In randomized controlled trials, participants are randomized to different groups where each group receives a unique intervention (or control). This process insures that any differences in the outcomes of interest are due entirely to the interventions under investigation. While RCTs are useful, they are expensive to run, are highly controlled and suffer from their own biases (e.g., attrition bias).
Use of real-world data are an alternative to randomized controlled trials to measure the effect of an intervention. Statistical analysis of the effect of an intervention on patient outcomes must demonstrate that the assignment of the intervention is unrelated to outcomes. In the RCT, this ignorability of treatment assignment occurs due to randomization. In the real world, techniques such as difference in differences, instrumental variables analysis, regression discontinuity, and propensity score patching are often used to eliminate or minimize any endogeneity bias in treatment assigned when using real world data. However, not all methods are the same.
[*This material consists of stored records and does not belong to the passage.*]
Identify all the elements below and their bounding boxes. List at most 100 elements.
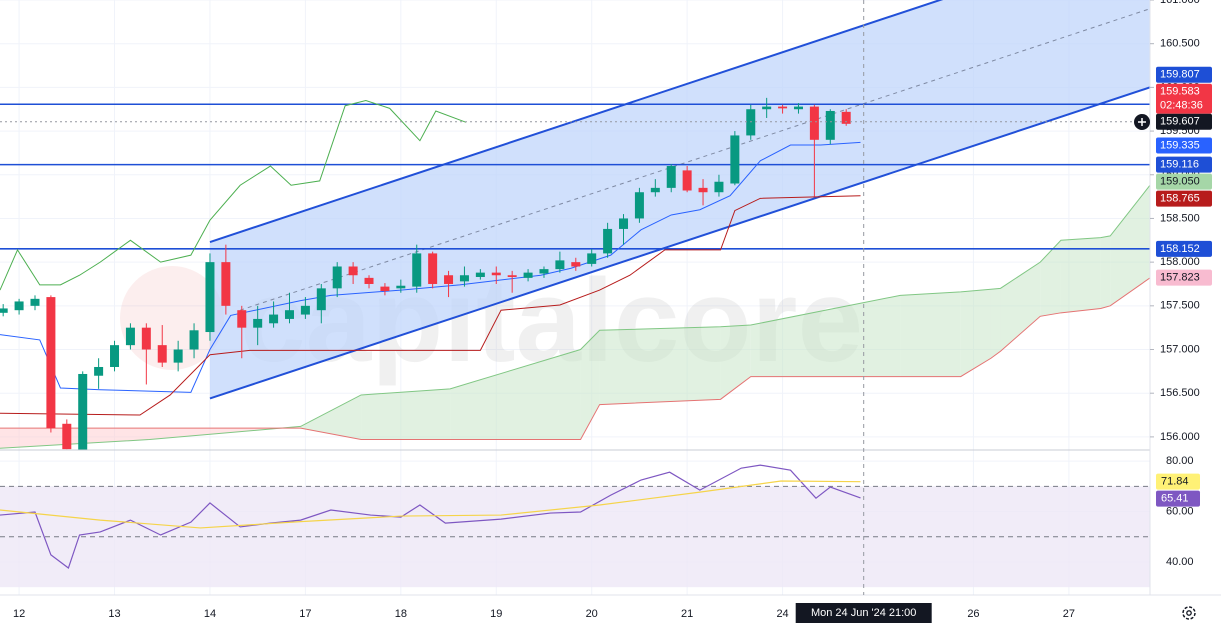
price-label: 159.116 [1160,159,1199,171]
price-label: 71.84 [1161,476,1189,488]
candle-body [730,135,740,184]
x-tick-label: 24 [776,608,788,620]
candle-body [475,272,485,277]
candle-body [459,275,469,282]
candle-body [603,228,613,254]
add-icon-plus [1138,118,1146,126]
settings-button[interactable] [1182,606,1196,620]
cloud-fill [450,349,581,440]
candle-body [269,314,279,324]
candle-body [778,106,788,109]
candle-body [316,288,326,311]
cloud-fill [750,295,901,377]
cloud-fill [1040,240,1061,317]
x-tick-label: 26 [967,608,979,620]
x-tick-label: 13 [108,608,120,620]
candle-body [332,266,342,289]
candle-body [221,262,231,306]
channel-line [209,86,1150,400]
candle-body [125,327,135,346]
crosshair-y-box [1156,113,1212,130]
cloud-fill [361,388,451,440]
candle-body [523,272,533,278]
price-label: 157.823 [1160,272,1200,284]
y-tick-label: 156.500 [1160,387,1200,399]
cloud-fill [720,325,751,400]
candle-body [94,366,104,376]
candle-body [46,297,56,429]
rsi-line [0,464,861,569]
price-pane [0,0,1150,450]
gear-center [1186,610,1192,616]
price-label-box [1156,269,1212,286]
candle-body [714,181,724,193]
candle-body [762,106,772,110]
price-label-box [1156,156,1212,173]
rsi-pane [0,464,1150,588]
x-tick-label: 12 [13,608,25,620]
candle-body [141,327,151,350]
y-tick-label: 156.000 [1160,431,1200,443]
cloud-fill [300,394,362,440]
candle-body [348,266,358,276]
candle-body [253,318,263,328]
candle-body [78,373,88,450]
price-label-box [1156,83,1212,114]
candle-body [587,253,597,264]
price-label-box [1156,66,1212,83]
candle-body [698,187,708,193]
cloud-line [0,184,1150,449]
crosshair-x-box [795,603,932,623]
channel-line [209,0,944,243]
candle-body [428,253,438,284]
x-tick-label: 19 [490,608,502,620]
candle-body [284,310,294,319]
price-label-box [1156,190,1212,207]
price-label-box [1156,173,1212,190]
y-tick-label: 160.500 [1160,38,1200,50]
candle-body [14,301,24,311]
cloud-fill [580,330,600,440]
cloud-fill [0,428,150,449]
cloud-fill [990,288,1001,359]
candle-body [746,109,756,136]
x-tick-label: 21 [681,608,693,620]
candle-body [30,298,40,306]
candle-body [412,253,422,287]
candle-body [300,305,310,315]
candle-body [110,345,120,367]
cloud-fill [960,289,991,377]
price-label: 158.152 [1160,243,1200,255]
candle-body [491,272,501,276]
crosshair-x-label: Mon 24 Jun '24 21:00 [811,607,916,619]
axes: 161.000160.500160.000159.500159.000158.5… [13,0,1212,623]
y-tick-label: 157.000 [1160,343,1200,355]
x-tick-label: 18 [395,608,407,620]
candle-body [157,345,167,363]
candle-body [507,275,517,277]
cloud-fill [599,326,721,405]
candle-body [237,310,247,328]
countdown: 02:48:36 [1160,100,1203,112]
price-label: 159.050 [1160,176,1200,188]
candle-body [555,260,565,270]
candle-body [650,187,660,193]
candle-body [380,286,390,291]
add-button[interactable] [1134,114,1150,130]
price-label-box [1156,490,1200,507]
price-label: 158.765 [1160,193,1200,205]
y-tick-label: 157.500 [1160,300,1200,312]
candle-body [0,308,8,313]
cloud-fill [900,291,961,377]
indicator-line [0,99,467,291]
cloud-fill [1060,237,1101,313]
y-tick-label: 158.500 [1160,212,1200,224]
price-label: 65.41 [1161,493,1189,505]
candle-body [634,192,644,219]
candle-body [62,423,72,450]
gear-icon[interactable] [1182,606,1196,620]
indicator-line [0,195,861,416]
candle-body [619,218,629,229]
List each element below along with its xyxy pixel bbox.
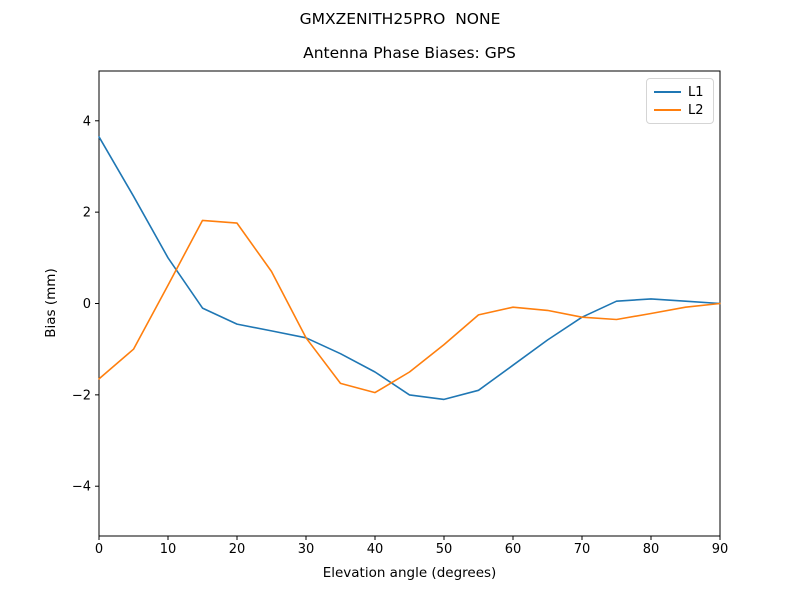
legend-line-swatch-l1 (654, 91, 681, 93)
axes-frame (98, 70, 721, 537)
x-tick-label: 20 (229, 542, 246, 557)
y-tick-label: −2 (72, 388, 91, 403)
axes-title: Antenna Phase Biases: GPS (303, 44, 516, 62)
x-tick-label: 30 (298, 542, 315, 557)
series-line-l2 (98, 219, 721, 394)
legend-label-l1: L1 (688, 84, 704, 100)
x-axis-label: Elevation angle (degrees) (322, 565, 497, 581)
x-tick-label: 60 (505, 542, 522, 557)
figure-title: GMXZENITH25PRO NONE (299, 10, 501, 28)
legend-item-l1: L1 (654, 86, 713, 99)
legend: L1 L2 (646, 78, 714, 124)
x-tick-label: 40 (367, 542, 384, 557)
x-tick-label: 0 (95, 542, 103, 557)
series-line-l1 (98, 136, 721, 401)
legend-line-swatch-l2 (654, 109, 681, 111)
x-tick-label: 10 (160, 542, 177, 557)
y-axis-label: Bias (mm) (43, 268, 59, 338)
legend-item-l2: L2 (654, 104, 713, 117)
x-tick-label: 80 (643, 542, 660, 557)
y-tick-label: −4 (72, 480, 91, 495)
x-tick-label: 90 (712, 542, 729, 557)
y-tick-label: 2 (83, 206, 91, 221)
x-tick-label: 50 (436, 542, 453, 557)
legend-label-l2: L2 (688, 102, 704, 118)
x-tick-label: 70 (574, 542, 591, 557)
y-tick-label: 0 (83, 297, 91, 312)
y-tick-label: 4 (83, 114, 91, 129)
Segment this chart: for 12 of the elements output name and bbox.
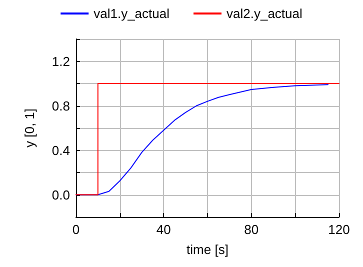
y-tick-label: 0.4 <box>52 142 70 158</box>
y-tick-label: 0.8 <box>52 98 70 114</box>
legend-label: val2.y_actual <box>226 6 302 21</box>
x-tick-label: 0 <box>72 222 80 237</box>
x-tick-label: 40 <box>156 222 171 237</box>
x-tick-label: 80 <box>244 222 259 237</box>
y-tick-label: 0.0 <box>52 187 70 202</box>
x-tick-label: 120 <box>328 222 350 237</box>
x-axis-title: time [s] <box>186 242 228 257</box>
y-axis-title: y [0, 1] <box>22 108 37 148</box>
y-tick-label: 1.2 <box>52 54 70 69</box>
legend-label: val1.y_actual <box>94 6 170 21</box>
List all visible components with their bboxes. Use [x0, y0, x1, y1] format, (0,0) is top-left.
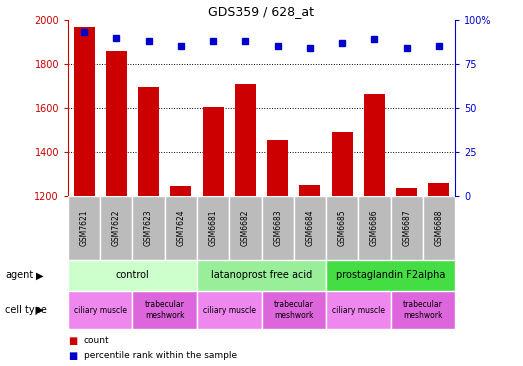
Bar [170, 186, 191, 196]
Text: GSM6682: GSM6682 [241, 210, 250, 246]
Text: ▶: ▶ [36, 305, 43, 315]
Text: GSM6686: GSM6686 [370, 209, 379, 246]
FancyBboxPatch shape [391, 291, 455, 329]
Text: count: count [84, 336, 109, 346]
Text: cell type: cell type [5, 305, 47, 315]
FancyBboxPatch shape [197, 260, 326, 291]
Text: percentile rank within the sample: percentile rank within the sample [84, 351, 237, 360]
FancyBboxPatch shape [294, 196, 326, 260]
FancyBboxPatch shape [229, 196, 262, 260]
FancyBboxPatch shape [326, 196, 358, 260]
Bar [138, 87, 159, 196]
Text: control: control [116, 270, 150, 280]
Text: GSM6687: GSM6687 [402, 209, 411, 246]
FancyBboxPatch shape [68, 260, 197, 291]
FancyBboxPatch shape [68, 196, 100, 260]
Text: ciliary muscle: ciliary muscle [203, 306, 256, 315]
Text: trabecular
meshwork: trabecular meshwork [403, 300, 442, 320]
Text: ■: ■ [68, 351, 77, 361]
Bar [235, 84, 256, 196]
FancyBboxPatch shape [165, 196, 197, 260]
Text: GSM7624: GSM7624 [176, 209, 185, 246]
Text: GSM6685: GSM6685 [338, 209, 347, 246]
Bar [202, 107, 224, 196]
Bar [396, 188, 417, 196]
Text: ciliary muscle: ciliary muscle [332, 306, 385, 315]
FancyBboxPatch shape [262, 291, 326, 329]
Bar [332, 132, 353, 196]
Text: GSM6683: GSM6683 [273, 209, 282, 246]
FancyBboxPatch shape [391, 196, 423, 260]
Text: GSM7621: GSM7621 [79, 210, 88, 246]
FancyBboxPatch shape [68, 291, 132, 329]
FancyBboxPatch shape [132, 291, 197, 329]
Bar [267, 140, 288, 196]
Bar [74, 27, 95, 196]
Bar [106, 51, 127, 196]
Text: ciliary muscle: ciliary muscle [74, 306, 127, 315]
FancyBboxPatch shape [358, 196, 391, 260]
Text: ▶: ▶ [36, 270, 43, 280]
Title: GDS359 / 628_at: GDS359 / 628_at [209, 4, 314, 18]
Text: ■: ■ [68, 336, 77, 346]
Text: latanoprost free acid: latanoprost free acid [211, 270, 312, 280]
Text: GSM6681: GSM6681 [209, 210, 218, 246]
FancyBboxPatch shape [100, 196, 132, 260]
Bar [299, 185, 321, 196]
FancyBboxPatch shape [197, 196, 229, 260]
FancyBboxPatch shape [423, 196, 455, 260]
Bar [364, 94, 385, 196]
FancyBboxPatch shape [132, 196, 165, 260]
Text: agent: agent [5, 270, 33, 280]
FancyBboxPatch shape [326, 260, 455, 291]
Text: trabecular
meshwork: trabecular meshwork [145, 300, 185, 320]
Text: trabecular
meshwork: trabecular meshwork [274, 300, 314, 320]
Text: GSM7623: GSM7623 [144, 209, 153, 246]
FancyBboxPatch shape [197, 291, 262, 329]
FancyBboxPatch shape [262, 196, 294, 260]
Text: GSM7622: GSM7622 [112, 210, 121, 246]
Text: prostaglandin F2alpha: prostaglandin F2alpha [336, 270, 445, 280]
Text: GSM6684: GSM6684 [305, 209, 314, 246]
Bar [428, 183, 449, 196]
FancyBboxPatch shape [326, 291, 391, 329]
Text: GSM6688: GSM6688 [435, 210, 444, 246]
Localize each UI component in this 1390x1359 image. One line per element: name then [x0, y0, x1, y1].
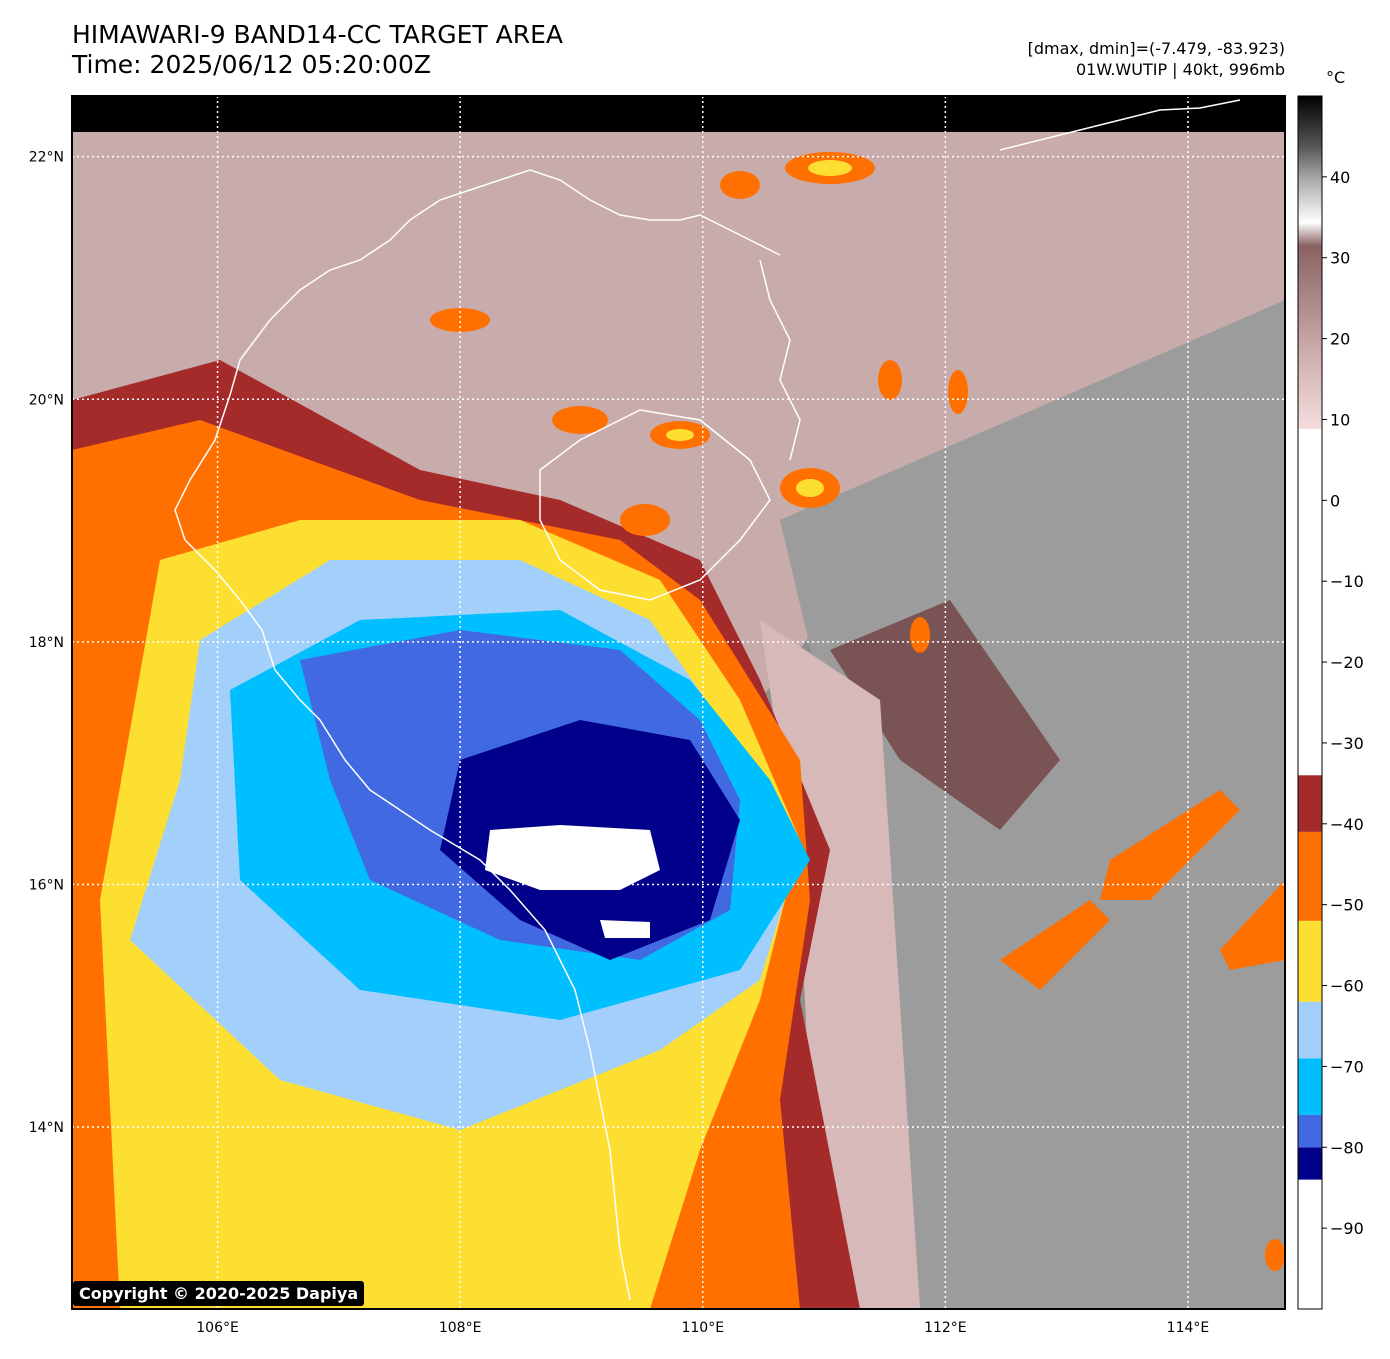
axis-labels: 106°E 108°E 110°E 112°E 114°E 22°N 20°N 18°N 16°…	[29, 150, 1210, 1336]
colorbar-band	[1298, 1179, 1322, 1309]
map-frame	[71, 95, 1286, 1310]
convective-cell	[878, 360, 902, 400]
colorbar-tick-label: 20	[1330, 330, 1350, 349]
colorbar-tick-label: −20	[1330, 653, 1364, 672]
colorbar-band	[1298, 831, 1322, 921]
lon-tick-label: 110°E	[681, 1320, 724, 1336]
graticule	[72, 96, 1285, 1309]
colorbar-frame	[1297, 95, 1323, 1310]
convective-cell-core	[666, 429, 694, 441]
lon-tick-label: 108°E	[439, 1320, 482, 1336]
colorbar-tick-label: −70	[1330, 1057, 1364, 1076]
colorbar-band	[1298, 1058, 1322, 1115]
convective-cell	[430, 308, 490, 332]
storm-name-label: 01W.WUTIP | 40kt, 996mb	[1075, 60, 1285, 79]
convective-cell	[620, 504, 670, 536]
convective-cell	[552, 406, 608, 434]
colorbar-band	[1298, 1114, 1322, 1148]
chart-title: HIMAWARI-9 BAND14-CC TARGET AREA Time: 2…	[72, 20, 563, 80]
convective-band-east	[1100, 790, 1240, 900]
dmax-dmin-label: [dmax, dmin]=(-7.479, -83.923)	[1027, 39, 1285, 58]
coastline-south-china	[999, 99, 1241, 151]
top-black-strip	[72, 96, 1285, 132]
colorbar-tick-label: 10	[1330, 410, 1350, 429]
convective-cell-core	[796, 479, 824, 497]
title-line-2: Time: 2025/06/12 05:20:00Z	[72, 50, 431, 79]
lat-tick-label: 20°N	[29, 392, 64, 408]
brown-band-east	[830, 600, 1060, 830]
lon-tick-label: 112°E	[924, 1320, 967, 1336]
colorbar-band	[1298, 920, 1322, 1002]
convective-cell	[948, 370, 968, 414]
coastline-gulf-tonkin	[229, 169, 781, 396]
colorbar-tick-label: −60	[1330, 977, 1364, 996]
colorbar-unit: °C	[1326, 68, 1346, 87]
lat-tick-label: 22°N	[29, 150, 64, 166]
colorbar: 40 30 20 10 0 −10 −20 −30 −40 −50 −60 −70 −80 −90	[1297, 95, 1364, 1310]
convective-band-east	[1000, 900, 1110, 990]
colorbar-tick-label: 40	[1330, 168, 1350, 187]
colorbar-warm-gradient	[1298, 96, 1322, 429]
convective-cell	[720, 171, 760, 199]
lat-tick-label: 16°N	[29, 877, 64, 893]
lon-tick-label: 114°E	[1167, 1320, 1210, 1336]
lat-tick-label: 14°N	[29, 1120, 64, 1136]
coastline-vietnam	[174, 394, 631, 1301]
colorbar-tick-label: −90	[1330, 1219, 1364, 1238]
colorbar-tick-label: −30	[1330, 734, 1364, 753]
convective-cell	[910, 617, 930, 653]
colorbar-tick-label: −80	[1330, 1138, 1364, 1157]
colorbar-tick-label: 0	[1330, 491, 1340, 510]
storm-info: [dmax, dmin]=(-7.479, -83.923) 01W.WUTIP…	[1028, 38, 1285, 80]
coastline-leizhou	[759, 259, 801, 461]
colorbar-band	[1298, 775, 1322, 832]
lon-tick-label: 106°E	[196, 1320, 239, 1336]
copyright-label: Copyright © 2020-2025 Dapiya	[73, 1281, 365, 1306]
coldest-core	[485, 825, 660, 890]
convective-cell	[1265, 1239, 1285, 1271]
imagery	[72, 96, 1285, 1309]
cold-spot	[600, 920, 650, 938]
colorbar-band	[1298, 1001, 1322, 1059]
lat-tick-label: 18°N	[29, 635, 64, 651]
colorbar-band	[1298, 1147, 1322, 1180]
colorbar-tick-label: 30	[1330, 249, 1350, 268]
coastline-hainan	[539, 409, 771, 601]
colorbar-tick-label: −40	[1330, 815, 1364, 834]
colorbar-tick-label: −10	[1330, 572, 1364, 591]
title-line-1: HIMAWARI-9 BAND14-CC TARGET AREA	[72, 20, 564, 49]
convective-cell-core	[808, 160, 852, 176]
convective-band-east	[1220, 880, 1285, 970]
east-clear-area	[780, 300, 1285, 1309]
colorbar-tick-label: −50	[1330, 896, 1364, 915]
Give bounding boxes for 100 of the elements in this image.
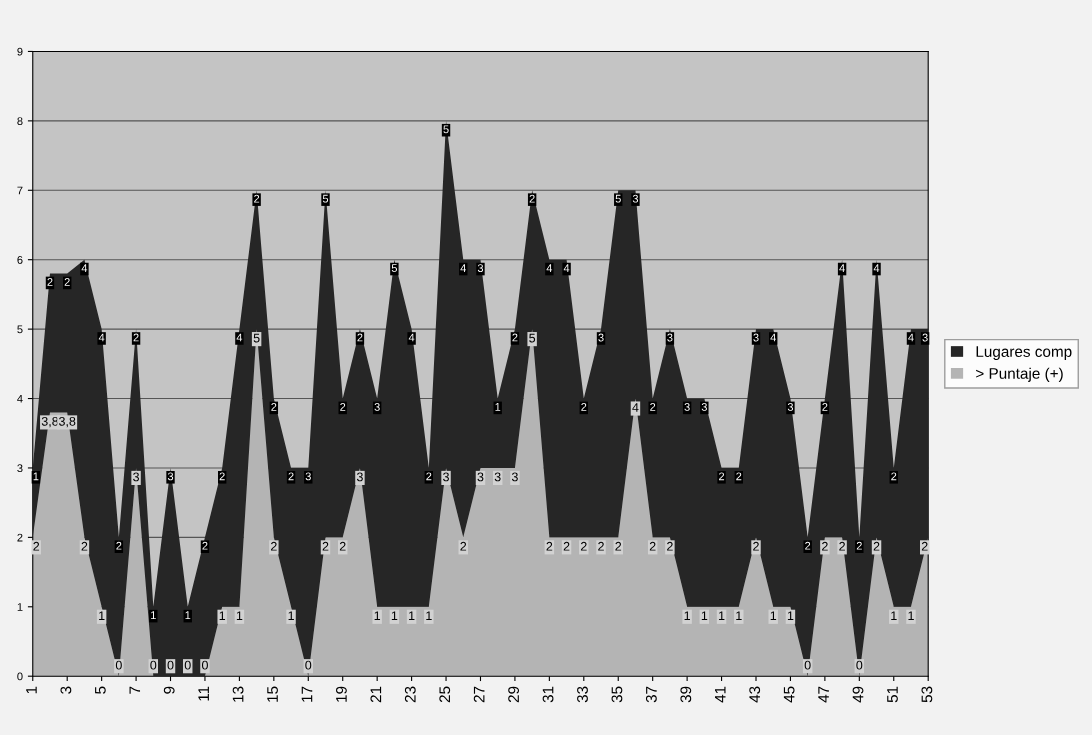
x-tick-label: 33 <box>577 686 588 703</box>
data-label: 2 <box>753 541 759 551</box>
data-label: 3 <box>632 194 639 203</box>
x-tick-label: 37 <box>645 686 657 703</box>
x-tick-label: 9 <box>163 686 175 694</box>
data-label: 1 <box>891 611 897 621</box>
data-label: 2 <box>270 541 277 551</box>
data-label: 4 <box>98 333 105 342</box>
data-label: 2 <box>288 472 294 481</box>
data-label: 0 <box>804 660 811 670</box>
x-tick-label: 17 <box>301 686 313 702</box>
data-label: 5 <box>615 194 621 203</box>
data-label: 4 <box>460 264 467 272</box>
data-label: 3 <box>477 264 484 273</box>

Consider the case of propensity score matching. An article by Fullerton et al. (2016) examines which approaches to propensity score matching work best. The consider three dimensions of propensity score matching:
- Number of variables included in the match. One approach is to include all covariates in the match, whereas other approaches only match on selected variables likely to influence the outcome of interest. One could select these variables based on expert opinion or previous literature. The Fullerton paper uses a backward selection approach where they run a logistic regression for the effect of the patient characteristic on receipt of treatment. All treatments with a p-value >0.10 are included in the match.
- Functional form. Most often, a propensity score is calculated based on the probability of receiving treatment conditional on patient characteristics using a logistic regression. The logistic regression is widely used due to its simplicity but all interactions or higher order terms would have to be explicitly specified as functional terms in logistic regressions, which is rarely done for a large number of covariates. Fullerton and co-authors also use a general boosted regression (GBR), a multivariate nonparametric regression technique that can flexibly include nonlinear relationships between the propensity score and a large number of covariates.
- Number of matches. In this simplest case, each individual receiving the treatment of interest is matched to one and only one individuals based on proximity of propensity score. However, each “treated” individual could also be matched to multiple individuals. Matching on more individuals increases the bias—as the people matched by definition have a larger difference in propensity score—but more power.
Further, there are other types of matching that could be considered.
- ESLID Matching. In this approach, patient characteristics are categorized into mandatory and optional. Patients must match on the mandatory characteristics and then among those matched, an individual (or individuals) is selected based on closest match on the optional characteristics.
- Exact matching. This matching occurs when treated individuals are matched to all controls with exactly the same values for the covariates of interest. Clearly this creates a good match, but power decreases.
- Coarsened exact matching (CEM). In this specification, “the number of matching dimensions is reduced by creating intervals for continuous variables and possibly redefining categorical variables.” For instance, one could match on age deciles which would allow the age levels themselves not to match but age relative to ones peers would be similar.
Using this approach applied to data from Germany on disease management programs for type 2 diabetes (DMPDM2). The authors found the following:
Exact matching methods performed well across all measures of balance, but resulted in the exclusion of many observations, leading to a change of the baseline characteristics of the study sample and also the effect estimate of the DMPDM2. All PS-based methods showed similar effect estimates. Applying a higher matching ratio and using a larger variable set generally resulted in better balance. Using a generalized boosted instead of a logistic regression model showed slightly better performance for balance diagnostics taking into account imbalances at higher moments.
Nevertheless, the authors wisely recommend applying multiple matching techniques to ensure the results are robust to matching specification choice.
- Fullerton, Birgit, Boris Pöhlmann, Robert Krohn, John L. Adams, Ferdinand M. Gerlach, and Antje Erler. “The Comparison of Matching Methods Using Different Measures of Balance: Benefits and Risks Exemplified within a Study to Evaluate the Effects of German Disease Management Programs on Long‐Term Outcomes of Patients with Type 2 Diabetes.” Health services research(2016).